How do you smuggle a family of yetis from Tibet to England? When Agatha Farlingham is kidnapped by a yeti on a mountain in Tibet, she soon discovers that the hairy monster is clever and noble. His children are in danger from the modern world, and he needs her help. Children will enjoy this compelling adventure with its ecological themes. The darker themes that relate to Ibbotson’s own family experience in World War II are there for older readers. A magical warm-hearted class read-aloud.

Emil and the Detectives

By Erich Kastner. Published by Penguin Random House.
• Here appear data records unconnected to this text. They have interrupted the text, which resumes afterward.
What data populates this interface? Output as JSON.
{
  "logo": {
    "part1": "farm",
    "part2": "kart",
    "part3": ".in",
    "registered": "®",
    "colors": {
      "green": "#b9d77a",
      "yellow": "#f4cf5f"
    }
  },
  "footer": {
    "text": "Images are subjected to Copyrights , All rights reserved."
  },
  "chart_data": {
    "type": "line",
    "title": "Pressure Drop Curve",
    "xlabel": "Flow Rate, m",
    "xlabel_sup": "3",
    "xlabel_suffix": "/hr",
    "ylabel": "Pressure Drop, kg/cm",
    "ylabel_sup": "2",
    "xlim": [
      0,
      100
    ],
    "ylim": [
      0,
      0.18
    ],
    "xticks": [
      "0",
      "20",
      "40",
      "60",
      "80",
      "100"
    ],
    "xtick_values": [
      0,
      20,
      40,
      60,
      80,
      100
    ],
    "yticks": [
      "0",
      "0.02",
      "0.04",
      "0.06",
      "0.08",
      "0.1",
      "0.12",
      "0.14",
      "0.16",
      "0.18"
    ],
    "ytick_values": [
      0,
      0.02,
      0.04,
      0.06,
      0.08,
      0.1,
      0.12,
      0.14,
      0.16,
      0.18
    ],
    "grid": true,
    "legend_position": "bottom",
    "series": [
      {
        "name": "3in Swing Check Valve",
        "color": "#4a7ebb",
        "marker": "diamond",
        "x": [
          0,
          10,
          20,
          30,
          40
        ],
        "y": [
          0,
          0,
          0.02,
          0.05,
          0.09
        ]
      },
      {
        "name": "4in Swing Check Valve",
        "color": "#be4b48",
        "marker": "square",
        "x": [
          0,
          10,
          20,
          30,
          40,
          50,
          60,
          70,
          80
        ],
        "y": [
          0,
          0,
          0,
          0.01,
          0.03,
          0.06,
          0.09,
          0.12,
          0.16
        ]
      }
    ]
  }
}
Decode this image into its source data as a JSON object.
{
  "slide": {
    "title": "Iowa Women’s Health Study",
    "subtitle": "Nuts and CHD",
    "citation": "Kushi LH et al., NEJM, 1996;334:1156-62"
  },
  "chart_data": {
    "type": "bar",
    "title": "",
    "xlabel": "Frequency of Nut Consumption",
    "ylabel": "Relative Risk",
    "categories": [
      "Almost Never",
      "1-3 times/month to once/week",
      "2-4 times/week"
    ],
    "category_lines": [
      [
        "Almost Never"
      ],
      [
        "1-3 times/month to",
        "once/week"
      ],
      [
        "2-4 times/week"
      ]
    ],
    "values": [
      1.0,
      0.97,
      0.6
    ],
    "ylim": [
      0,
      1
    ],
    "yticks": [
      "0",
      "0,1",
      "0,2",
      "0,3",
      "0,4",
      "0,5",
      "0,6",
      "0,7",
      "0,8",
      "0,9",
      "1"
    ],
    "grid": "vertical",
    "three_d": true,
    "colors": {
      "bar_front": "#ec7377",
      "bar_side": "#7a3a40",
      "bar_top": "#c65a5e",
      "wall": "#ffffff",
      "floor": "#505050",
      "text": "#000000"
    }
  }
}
The classic prototype story of a child detective. Emil and his group of newfound friends plot to outwit a thief who has stolen Emil’s money.  Humourous adventure in which good prevails and the hero, Emil gets a handsome reward. A good choice to read aloud to a class.


The Iron Man

By Ted Hughes. Illustrated by Chris Mould. Published by Faber.

Like all fables, The Iron Man is a story that can be read and enjoyed by a wide age range, and it will carry different meanings according to age and experience. Readers in year 3 will enjoy this story which deals with the important theme of how we respond to people/things we don’t understand. The illustrated version by Chris Mould adds appeal for today’s children.


By Jeannie Baker. Illustrated by Jeannie Baker. Published by Walker Books.

This wordless book by Jeannie Baker is about the regeneration of a neighbourhood through growing and gardening. All ages can appreciate it but it sits well here in year 3. Children will enjoy looking at this book in pairs and small groups. The wordless genre allows all children to participate and offers opportunities for rich language development, irrespective of reading attainment.

The Lion and the Unicorn

By Shirley Hughes. Illustrated by Shirley Hughes. Published by Penguin Random House.

When Lenny’s father goes to fight in the Second World War, he gives his son a brass badge with two animals engraved on it: a lion for bravery and a unicorn for courage. Then, Lenny must go away, as he is evacuated from his home and family to escape the bombing. This longer picture book introduces children to the history of the Second World War in an approachable format and through the eyes of a child of similar age. Told with compassion and stunningly illustrated.